This stage works in a similar way to the Dictionary Tagger stage in the sense that looks up sequences of tokens in a dictionary to match the text being processed. The difference is that it will also include in the matching text N tokens to the right and/or left of the original matched text.
Operates On: Lexical Items with TOKEN and possibly other flags as specified below.
"dictionary": "dict-provider:token_matcher_patterns", "groupTokens": false, "leftGroupTagName": "_leftTokens_", "matchGroupTagName": "_matchedTokens_", "rightGroupTagName": "_rightTokens_"
V-----------------[call 333-4444 for pizza]------------------V ^------[call]------V-----[333-4444]------V-[for]-V--[pizza]--^ ^-[{_leftTokens_}]-^---[{phonenumber}]---^-[{_rightTokens_}]-^ ^-[{_matchedTokens_}]-^ ^----------------------[{pizza_phone}]-----------------------^
No vertices are created in this stage
Token matcher must have a dictionary of patterns which is a list of JSON records.

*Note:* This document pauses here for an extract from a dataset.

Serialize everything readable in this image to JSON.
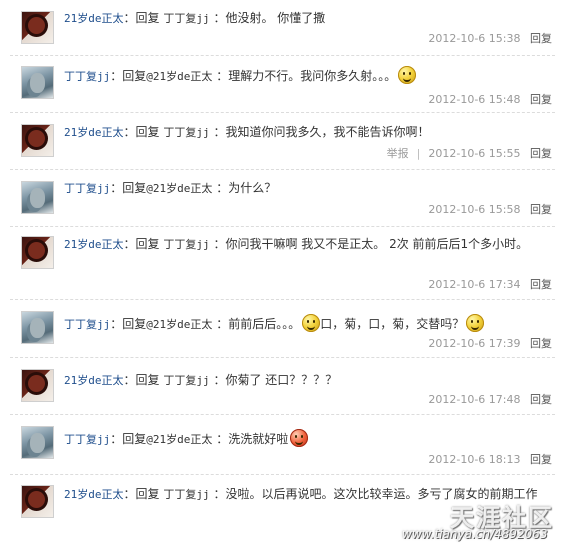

"_id" : "Nlp3kXYBOOvNPbzJXDcQ", "tag": "qVRZi3YBvyJs83wnkfik", "pattern": "{phonenumber}", "confAdjust": 0.95, "options" : { "maxTokensLeft": 1, "maxTokensRight": 1 }
These will all be added to the interpretation graph with the SEMANTIC_TAG flag.
Tags are hierarchical representations of the same intent. For example, {city} → {administrative-area} → {geographical-area}
pattern ( type=string | required ) - Pattern to match in the content
_id ( type=string | required ) - Identifies the entity by unique ID. This identifier must be unique across all entries (across all dictionaries).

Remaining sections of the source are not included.